Although, in the 1998 survey, the majority of egg positive individuals were migrants from other states of Brazil, the persistenceof active transmission in the studied area was evident, with the detection of four autochthonous cases (one child, two adults, and one elderly individual).
Transmission might be maintained due to inconstant and inadequate actions that do not cover the entire population because of low sensitivity of the diagnostic methods, flawed control measures, constant flux of migrants and the internal movement of individuals who are carriers.
In Brazil, schistosomiasis can be characterized as a zoonosis because some few mammalian species have the capacity of developing infection, permitting the parasite to complete its biological cycle in a natural environment. Previous publications have described that some rodents can participate in the S. mansoni cycle but are unable to maintain an infection independent of man (Dias et al. 1978).
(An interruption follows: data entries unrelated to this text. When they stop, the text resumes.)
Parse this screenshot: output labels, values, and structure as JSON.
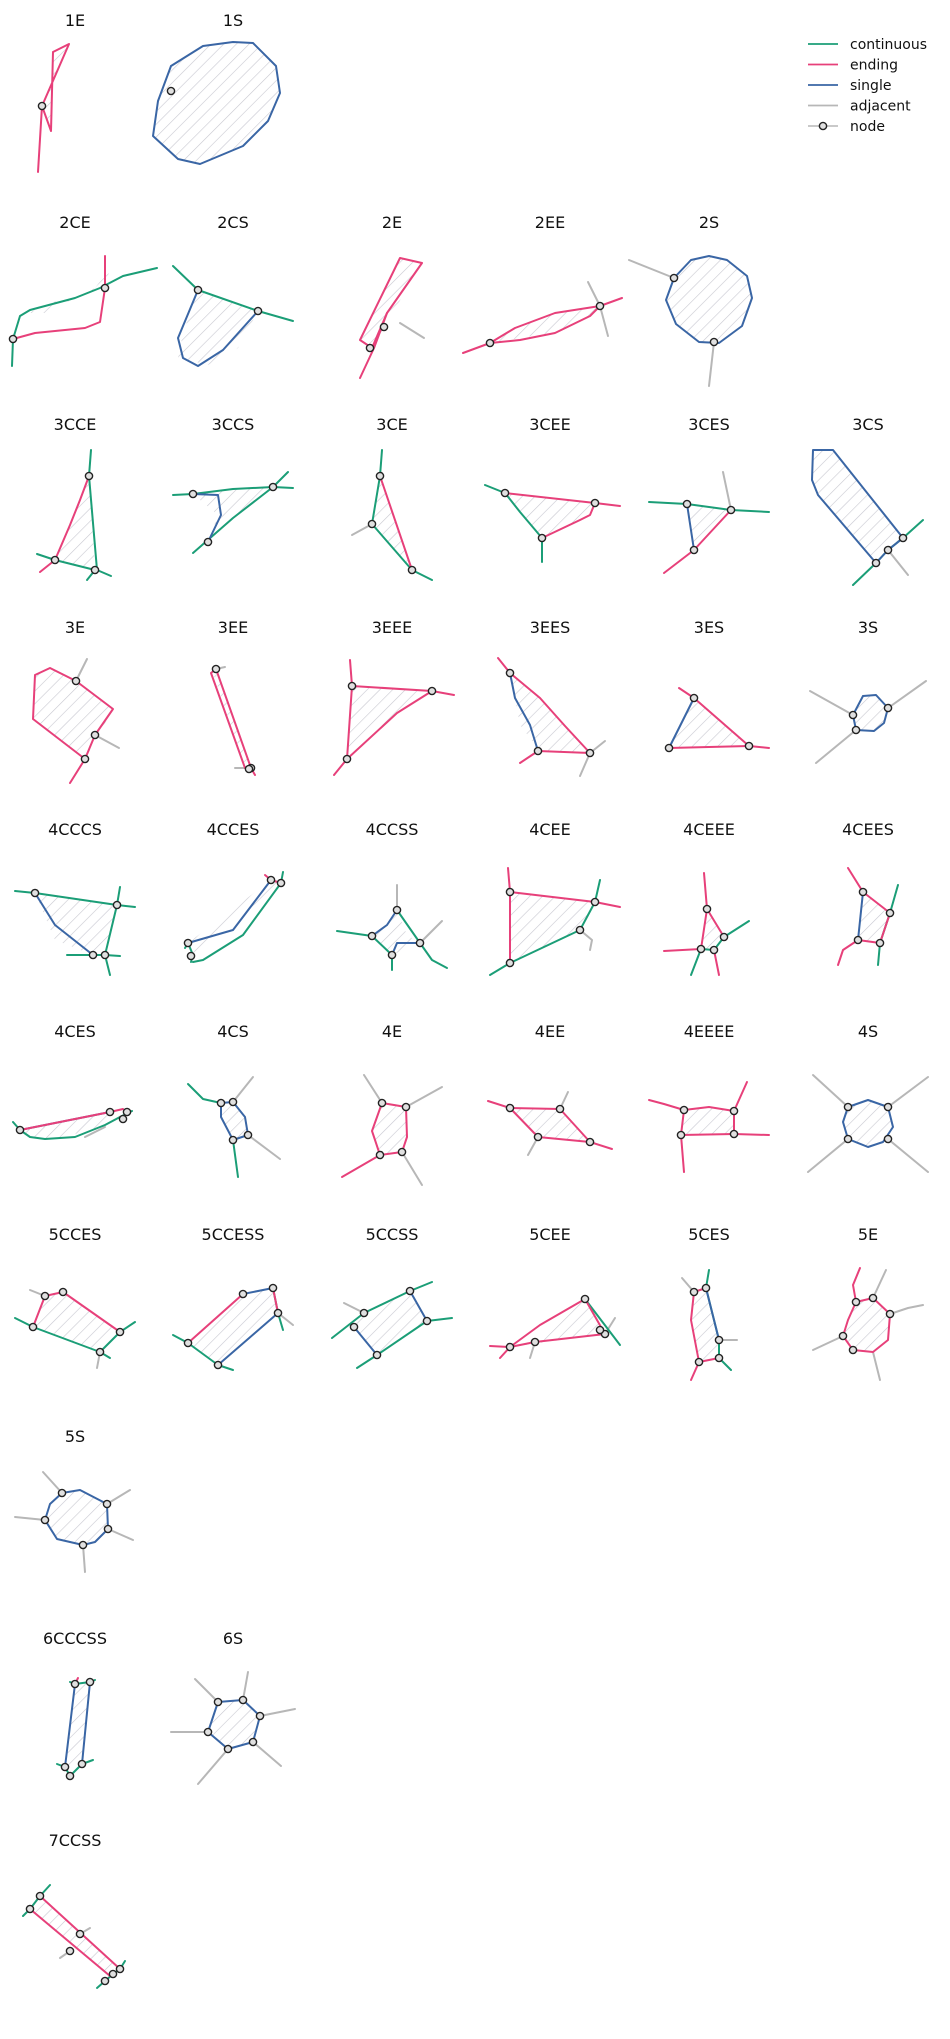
{
  "legend": [
    {
      "key": "continuous",
      "label": "continuous",
      "color": "#1b9e77"
    },
    {
      "key": "ending",
      "label": "ending",
      "color": "#e7407a"
    },
    {
      "key": "single",
      "label": "single",
      "color": "#3a66a5"
    },
    {
      "key": "adjacent",
      "label": "adjacent",
      "color": "#b7b7b7"
    },
    {
      "key": "node",
      "label": "node",
      "color": "#222222"
    }
  ],
  "colors": {
    "continuous": "#1b9e77",
    "ending": "#e7407a",
    "single": "#3a66a5",
    "adjacent": "#b7b7b7",
    "hatch": "#c8c8d0",
    "node_fill": "#e0e0e0",
    "node_stroke": "#222222"
  },
  "panels": [
    {
      "label": "1E"
    },
    {
      "label": "1S"
    },
    {
      "label": "2CE"
    },
    {
      "label": "2CS"
    },
    {
      "label": "2E"
    },
    {
      "label": "2EE"
    },
    {
      "label": "2S"
    },
    {
      "label": "3CCE"
    },
    {
      "label": "3CCS"
    },
    {
      "label": "3CE"
    },
    {
      "label": "3CEE"
    },
    {
      "label": "3CES"
    },
    {
      "label": "3CS"
    },
    {
      "label": "3E"
    },
    {
      "label": "3EE"
    },
    {
      "label": "3EEE"
    },
    {
      "label": "3EES"
    },
    {
      "label": "3ES"
    },
    {
      "label": "3S"
    },
    {
      "label": "4CCCS"
    },
    {
      "label": "4CCES"
    },
    {
      "label": "4CCSS"
    },
    {
      "label": "4CEE"
    },
    {
      "label": "4CEEE"
    },
    {
      "label": "4CEES"
    },
    {
      "label": "4CES"
    },
    {
      "label": "4CS"
    },
    {
      "label": "4E"
    },
    {
      "label": "4EE"
    },
    {
      "label": "4EEEE"
    },
    {
      "label": "4S"
    },
    {
      "label": "5CCES"
    },
    {
      "label": "5CCESS"
    },
    {
      "label": "5CCSS"
    },
    {
      "label": "5CEE"
    },
    {
      "label": "5CES"
    },
    {
      "label": "5E"
    },
    {
      "label": "5S"
    },
    {
      "label": "6CCCSS"
    },
    {
      "label": "6S"
    },
    {
      "label": "7CCSS"
    }
  ]
}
Studies should be conducted to investigate the participation of small wild rodents as an aggravating factor for maintenance of residual transmission in Pedro de Toledo.
This residual prevalence might also be due to the failure in the previous treatment. Chemotherapy is relevant with regard to prevention of morbidity and reduction of prevalence. Nevertheless, about 15 to 20% of the individuals who are treated continue eliminating eggs as a result of some live worms in the mesenteric veins (Dias et al. 1982). In this situation, the treatment prevents elevated parasitic loads but does not stop transmission. It is also known that S. mansoni can develop resistance to certain therapeutic drugs such as oxamniquine or praziquantel, especially when the parasitic population is under continuous pressure from schistosomicides (Bonesso-Sabadini & Dias 2002).
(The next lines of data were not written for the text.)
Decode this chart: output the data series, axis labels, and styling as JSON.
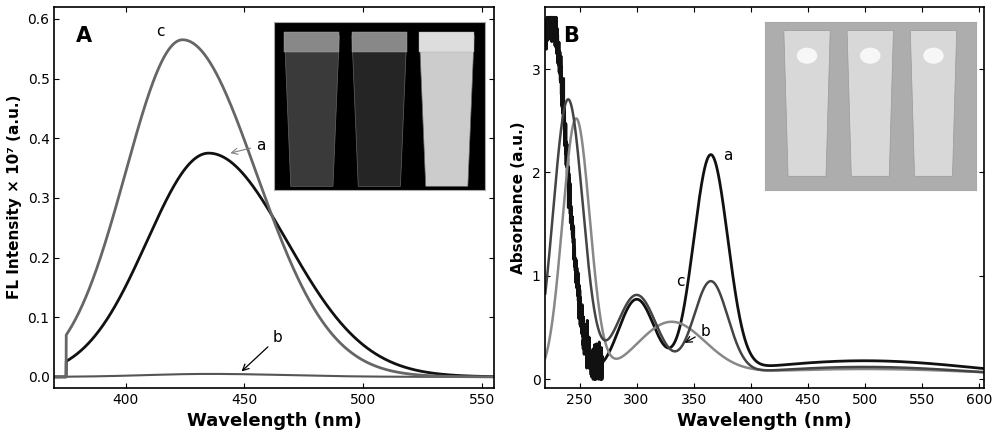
{
  "panel_A": {
    "label": "A",
    "xlabel": "Wavelength (nm)",
    "ylabel": "FL Intensity × 10⁷ (a.u.)",
    "xlim": [
      370,
      555
    ],
    "ylim": [
      -0.018,
      0.62
    ],
    "yticks": [
      0.0,
      0.1,
      0.2,
      0.3,
      0.4,
      0.5,
      0.6
    ],
    "xticks": [
      400,
      450,
      500,
      550
    ],
    "curve_a_peak": 435,
    "curve_a_height": 0.375,
    "curve_a_wl": 26,
    "curve_a_wr": 33,
    "curve_a_color": "#111111",
    "curve_b_height": 0.005,
    "curve_b_color": "#555555",
    "curve_c_peak": 424,
    "curve_c_height": 0.565,
    "curve_c_wl": 24,
    "curve_c_wr": 31,
    "curve_c_color": "#666666"
  },
  "panel_B": {
    "label": "B",
    "xlabel": "Wavelength (nm)",
    "ylabel": "Absorbance (a.u.)",
    "xlim": [
      220,
      605
    ],
    "ylim": [
      -0.08,
      3.6
    ],
    "yticks": [
      0,
      1,
      2,
      3
    ],
    "xticks": [
      250,
      300,
      350,
      400,
      450,
      500,
      550,
      600
    ],
    "curve_a_color": "#111111",
    "curve_b_color": "#888888",
    "curve_c_color": "#444444"
  },
  "bg_color": "#ffffff",
  "text_color": "#000000"
}
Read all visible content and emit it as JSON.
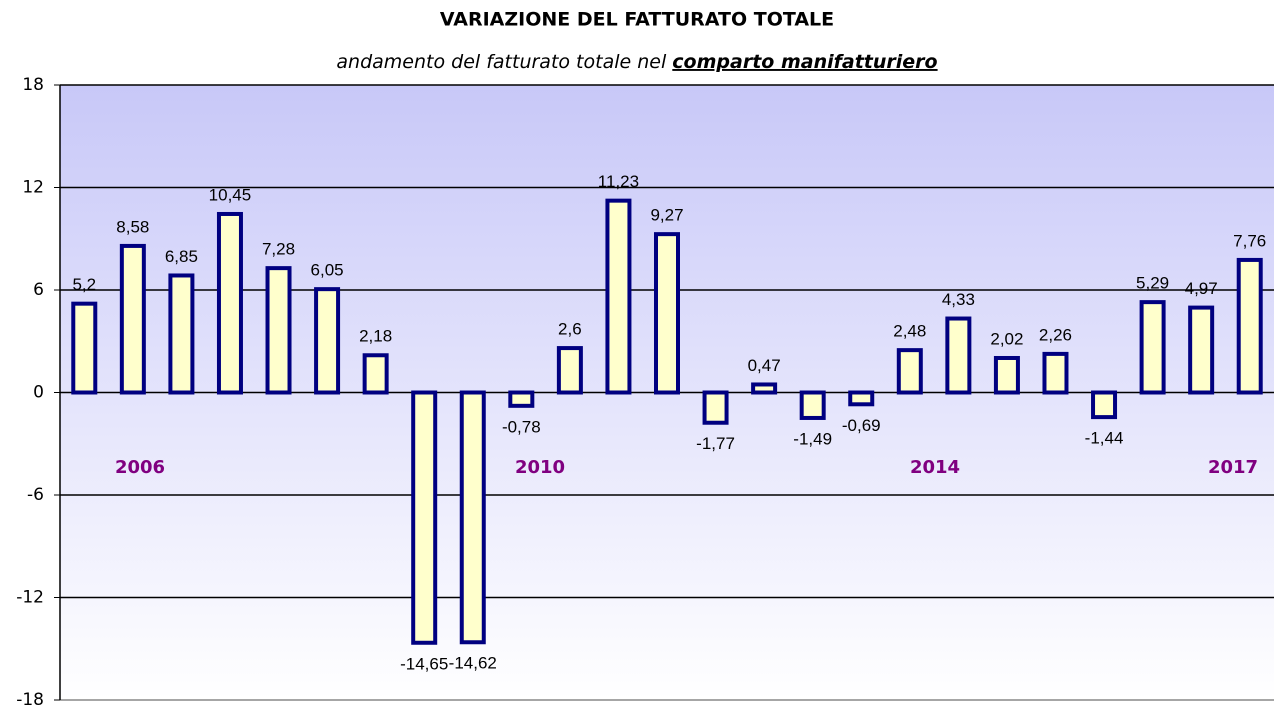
{
  "chart_data": {
    "type": "bar",
    "title": "VARIAZIONE DEL FATTURATO TOTALE",
    "subtitle": {
      "plain": "andamento del fatturato totale nel ",
      "emphasis": "comparto manifatturiero"
    },
    "categories": [
      null,
      null,
      null,
      null,
      null,
      null,
      null,
      null,
      null,
      null,
      null,
      null,
      null,
      null,
      null,
      null,
      null,
      null,
      null,
      null,
      null,
      null,
      null,
      null,
      null
    ],
    "values": [
      5.2,
      8.58,
      6.85,
      10.45,
      7.28,
      6.05,
      2.18,
      -14.65,
      -14.62,
      -0.78,
      2.6,
      11.23,
      9.27,
      -1.77,
      0.47,
      -1.49,
      -0.69,
      2.48,
      4.33,
      2.02,
      2.26,
      -1.44,
      5.29,
      4.97,
      7.76
    ],
    "value_labels": [
      "5,2",
      "8,58",
      "6,85",
      "10,45",
      "7,28",
      "6,05",
      "2,18",
      "-14,65",
      "-14,62",
      "-0,78",
      "2,6",
      "11,23",
      "9,27",
      "-1,77",
      "0,47",
      "-1,49",
      "-0,69",
      "2,48",
      "4,33",
      "2,02",
      "2,26",
      "-1,44",
      "5,29",
      "4,97",
      "7,76"
    ],
    "color": "#ffffcc",
    "edge_color": "#000080",
    "ylim": [
      -18,
      18
    ],
    "yticks": [
      -18,
      -12,
      -6,
      0,
      6,
      12,
      18
    ],
    "grid": true,
    "annotations": [
      "2006",
      "2010",
      "2014",
      "2017"
    ]
  }
}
Further studies are necessary to establish reliable diagnosis and chemotherapy criteria based on serologic methods, more adequate to epidemiological conditions of low endemic areas, such as Pedro de Toledo, where the use of parasitologic methods is demonstrated to be not completely appropriate.
The introduction of serologic methods in epi-demiological studies, identifying potential infection sources, may contribute towards the reduction of residual transmission in Pedro de Toledo. This procedure could also be extended to other areas in the state of São Paulo with similar epidemiological characteristics or even be included in a national program for the control of schistosomiasis mansoni.